The Court accepted that maintenance (the support by a person of litigation in which he has no legitimate concern without just cause of excuse) and champerty (when the person maintaining another stipulates for a share of the proceeds) survived as rules of public policy capable of rendering a contract unenforceable. It was, however, important to remember that the rules, at their heart, were principles of public policy designed to protect the purity of justice and the interests of vulnerable litigants. In the Court of Appeal, Lord Denning, in the leading case of Trendtex Trading stated that "it is sufficient if the maintainer has a legitimate and genuine interest in the subject matter, and the circumstances are such as reasonably to warrant his support of the action or defence: so in an assignment of a chose in action, it is valid if the assignee has a legitimate and genuine interest in the subject matter and the circumstances are such as reasonably to warrant the assignment of it to him." The House of Lords broadly followed the Court of Appeal’s reasoning and stated, absent champerty, that “an assignee who can show that he has a genuine commercial interest in the enforcement of a claim of another and to that extent takes an assignment of that claim to himself is entitled to enforce that assignment”.

In this case the Court considered that the claimant acquired the right to the liquidated sum and the assignment of the right to bring a claim was incidental and subsidiary to that right and was not a bare cause of action. The fact that liability to repay the liquidated sum was disputed did not affect its assignability. Given that, could it be said that there was meddling by the claimant with the dispute between the defendant and its customers in which the claimant had no interest and where the assistance rendered was without justification or excuse? The Court held that the assignment would be valid if the claimant had a legitimate and genuine interest and that it needed to be considered whether the legal process was somehow impugned by the assignment. The Court was not persuaded that there were sufficient policy reasons for ruling that the assignment was invalid. To the contrary, there were strong public policy reasons in favour of upholding the assignments. The Court mentioned 11 reasons, including access to justice, the lack of any abuse of the legal process and the presence of a legitimate and genuine commercial interest. This last issue answers the taxing point as to whether it is acceptable to refer to the very agreement that is being challenged as being the foundation of the commercial interest.

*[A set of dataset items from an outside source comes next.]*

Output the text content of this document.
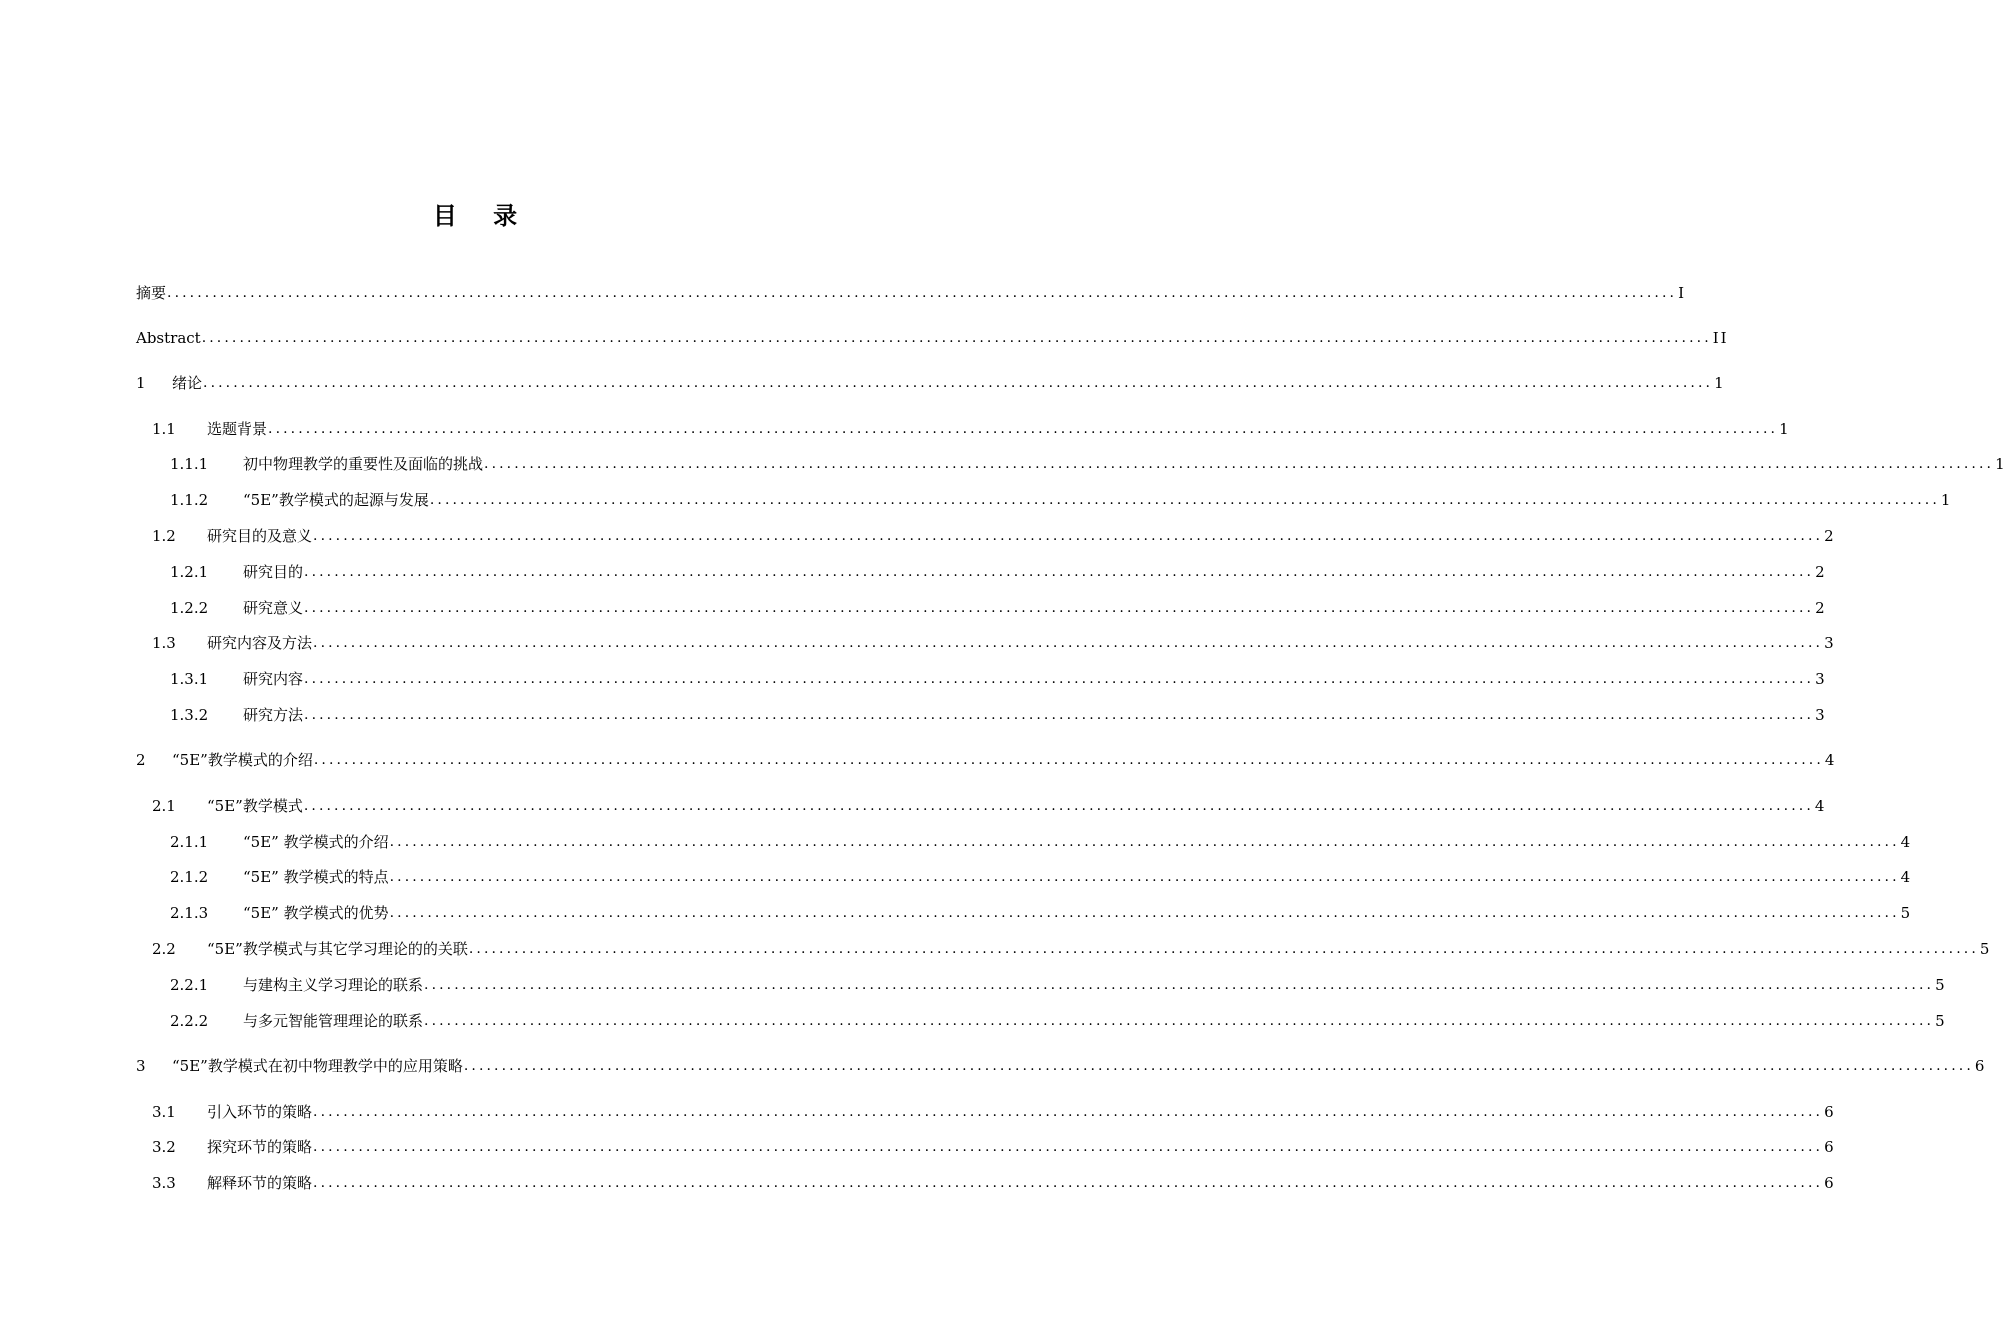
目 录
摘要 ........................................................................................................................................................................................................ I
Abstract ........................................................................................................................................................................................................ II
1	绪论 ........................................................................................................................................................................................................ 1
1.1	选题背景 ........................................................................................................................................................................................................ 1
1.1.1	初中物理教学的重要性及面临的挑战 ........................................................................................................................................................................................................ 1
1.1.2	“5E”教学模式的起源与发展 ........................................................................................................................................................................................................ 1
1.2	研究目的及意义 ........................................................................................................................................................................................................ 2
1.2.1	研究目的 ........................................................................................................................................................................................................ 2
1.2.2	研究意义 ........................................................................................................................................................................................................ 2
1.3	研究内容及方法 ........................................................................................................................................................................................................ 3
1.3.1	研究内容 ........................................................................................................................................................................................................ 3
1.3.2	研究方法 ........................................................................................................................................................................................................ 3
2	“5E”教学模式的介绍 ........................................................................................................................................................................................................ 4
2.1	“5E”教学模式 ........................................................................................................................................................................................................ 4
2.1.1	“5E” 教学模式的介绍 ........................................................................................................................................................................................................ 4
2.1.2	“5E” 教学模式的特点 ........................................................................................................................................................................................................ 4
2.1.3	“5E” 教学模式的优势 ........................................................................................................................................................................................................ 5
2.2	“5E”教学模式与其它学习理论的的关联 ........................................................................................................................................................................................................ 5
2.2.1	与建构主义学习理论的联系 ........................................................................................................................................................................................................ 5
2.2.2	与多元智能管理理论的联系 ........................................................................................................................................................................................................ 5
3	“5E”教学模式在初中物理教学中的应用策略 ........................................................................................................................................................................................................ 6
3.1	引入环节的策略 ........................................................................................................................................................................................................ 6
3.2	探究环节的策略 ........................................................................................................................................................................................................ 6
3.3	解释环节的策略 ........................................................................................................................................................................................................ 6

In a sense, it is unfortunate that the case was not appealed and was argued by representatives of the litigants themselves in a case where small sums of money were at stake. The question is whether the result would have been different had the case been about liquidated sums in the millions, and had been argued by city solicitors and King’s Counsel up to the Court of Appeal. Given the limited nature of the caselaw, and its clarity, and the importance of public policy in the Court’s determination, it is tempting to think that the result would not have been different. Perhaps the more difficult issue is whether the result would have been the same had the causes of action alleged tortious wrongs, with damages to be assessed, such that there were no liquidated sums at stake. In principle, it is hard to see why a claimant cannot continue to have a genuine and legitimate interest in a piece of litigation if it is about damages at large, as against a liquidated sum, and time will tell as to whether similar cases are pursued. If a litigation funder were to take assignments of such claims, it would need to be prepared for a full on challenge on champerty grounds, but there are respectable arguments that the policy grounds that won the day for Casehub would continue to be persuasive. It remains an open question, though, as to how such claims would be case managed.